Au début de l’informatisation des entreprises, la sécurité des données se concentrait principalement sur les serveurs, les bases de données et le périmètre réseau. Tant que les systèmes cœur étaient suffisamment sécurisés, les données étaient considérées comme sous contrôle. Cependant, avec l’évolution continue des modèles d’activité et des modes de travail, les principaux scénarios de portage et d’usage des données ont nettement changé. De plus en plus de données métiers ne restent plus durablement dans des systèmes centralisés ; elles apparaissent fréquemment sur les terminaux des employés, sous forme de fichiers créés, modifiés, partagés et envoyés vers l’extérieur.
Cette évolution fait progressivement passer la sécurité des données de la question « le système a-t-il été compromis ? » à « comment gérer les données dans l’usage quotidien ? ». Les fichiers sont envoyés par e-mail, téléversés via le web sur des plateformes externes, ou copiés vers des périphériques et supports amovibles (USB). La plupart de ces actions font partie des processus métiers normaux, mais elles constituent aussi les points de fuite les plus fréquents. Le risque ne se cache plus dans des chaînes d’attaque complexes ; il est disséminé dans chaque manipulation de fichier apparemment légitime.
Pour les entreprises, cette forme de risque est particulièrement concrète. D’un côté, l’activité dépend de plus en plus d’une collaboration flexible, rendant les envois de fichiers vers l’extérieur presque inévitables. De l’autre, les entreprises manquent souvent d’équipes de sécurité dédiées et peinent à mettre en place des contrôles en temps réel via des systèmes très complexes. Réduire l’incertitude liée aux échanges de fichiers sans alourdir significativement la charge de gestion devient donc un enjeu clé de la stratégie de sécurité des données.
Les défis liés à l’évolution des modes de travail et des outils
Le risque de fuite de données auquel les entreprises sont confrontées augmente progressivement. Il ne résulte pas d’un facteur unique, mais de la combinaison de plusieurs évolutions de l’environnement de travail, notamment :
● Le travail centré sur les terminaux devient la norme ; le fichier est le principal vecteur de circulation des données. Une grande quantité d’informations sensibles existe sous forme de documents, créés et manipulés sur des appareils individuels.

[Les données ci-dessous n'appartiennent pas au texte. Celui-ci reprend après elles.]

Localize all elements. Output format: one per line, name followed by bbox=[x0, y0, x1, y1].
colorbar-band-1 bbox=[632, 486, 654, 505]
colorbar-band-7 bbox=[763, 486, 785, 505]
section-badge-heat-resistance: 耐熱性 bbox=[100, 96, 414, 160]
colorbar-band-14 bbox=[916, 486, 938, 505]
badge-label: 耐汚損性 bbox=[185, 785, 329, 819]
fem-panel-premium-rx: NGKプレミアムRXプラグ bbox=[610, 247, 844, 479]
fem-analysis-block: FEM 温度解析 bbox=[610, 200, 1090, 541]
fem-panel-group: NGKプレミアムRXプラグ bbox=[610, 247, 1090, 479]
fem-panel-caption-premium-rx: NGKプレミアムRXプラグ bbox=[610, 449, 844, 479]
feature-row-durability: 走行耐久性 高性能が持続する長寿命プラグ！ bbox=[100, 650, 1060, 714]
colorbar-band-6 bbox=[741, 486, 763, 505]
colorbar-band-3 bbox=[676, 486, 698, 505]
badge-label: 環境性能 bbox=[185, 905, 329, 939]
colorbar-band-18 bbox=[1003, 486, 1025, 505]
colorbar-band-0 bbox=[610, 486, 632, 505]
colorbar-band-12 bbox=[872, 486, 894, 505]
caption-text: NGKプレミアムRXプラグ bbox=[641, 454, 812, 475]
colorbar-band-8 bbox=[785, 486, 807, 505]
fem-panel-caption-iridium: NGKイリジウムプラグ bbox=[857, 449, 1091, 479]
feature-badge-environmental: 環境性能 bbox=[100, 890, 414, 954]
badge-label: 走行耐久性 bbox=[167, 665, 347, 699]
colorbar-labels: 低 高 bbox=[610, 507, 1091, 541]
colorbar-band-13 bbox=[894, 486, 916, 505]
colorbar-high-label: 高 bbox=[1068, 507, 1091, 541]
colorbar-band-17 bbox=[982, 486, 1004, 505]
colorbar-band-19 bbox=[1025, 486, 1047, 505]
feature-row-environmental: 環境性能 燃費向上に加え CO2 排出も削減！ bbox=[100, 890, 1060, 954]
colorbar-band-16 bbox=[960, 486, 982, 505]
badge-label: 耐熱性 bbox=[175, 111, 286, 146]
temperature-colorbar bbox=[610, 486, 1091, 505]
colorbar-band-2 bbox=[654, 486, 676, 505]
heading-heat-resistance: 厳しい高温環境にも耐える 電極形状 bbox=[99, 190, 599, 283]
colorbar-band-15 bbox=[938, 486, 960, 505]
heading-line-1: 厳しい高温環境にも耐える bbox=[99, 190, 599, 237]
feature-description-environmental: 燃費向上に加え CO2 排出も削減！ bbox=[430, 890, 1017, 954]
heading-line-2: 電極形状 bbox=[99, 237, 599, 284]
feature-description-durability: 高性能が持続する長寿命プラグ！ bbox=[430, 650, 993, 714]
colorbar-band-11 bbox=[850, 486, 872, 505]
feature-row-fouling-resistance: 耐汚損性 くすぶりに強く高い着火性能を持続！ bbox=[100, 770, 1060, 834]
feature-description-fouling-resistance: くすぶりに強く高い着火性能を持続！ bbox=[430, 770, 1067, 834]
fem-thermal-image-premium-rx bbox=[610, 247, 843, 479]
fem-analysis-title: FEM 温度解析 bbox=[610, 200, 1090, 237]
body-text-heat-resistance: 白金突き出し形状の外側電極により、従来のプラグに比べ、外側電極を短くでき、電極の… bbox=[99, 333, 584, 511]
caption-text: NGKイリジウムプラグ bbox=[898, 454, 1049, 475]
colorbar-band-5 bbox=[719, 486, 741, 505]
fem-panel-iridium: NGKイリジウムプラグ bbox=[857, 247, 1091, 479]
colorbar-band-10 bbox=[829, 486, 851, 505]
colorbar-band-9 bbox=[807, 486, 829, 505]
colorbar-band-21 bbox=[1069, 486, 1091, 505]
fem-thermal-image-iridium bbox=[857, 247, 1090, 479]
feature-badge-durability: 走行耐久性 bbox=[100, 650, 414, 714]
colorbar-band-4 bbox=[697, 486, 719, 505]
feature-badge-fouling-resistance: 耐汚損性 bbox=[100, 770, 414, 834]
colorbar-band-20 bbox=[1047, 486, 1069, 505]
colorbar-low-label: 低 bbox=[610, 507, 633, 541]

● Les canaux d’envoi de fichiers se diversifient : e-mail, téléversement web, messageries instantanées, etc.
● Les périphériques et supports amovibles restent largement utilisés, ce qui facilite la sortie des données d’un environnement contrôlé.
● Les terminaux sont au cœur des opérations sur les données, mais la visibilité de gestion est souvent fragmentée.
● Les clients et partenaires formulent des exigences plus explicites en matière d’auditabilité des processus de traitement des données.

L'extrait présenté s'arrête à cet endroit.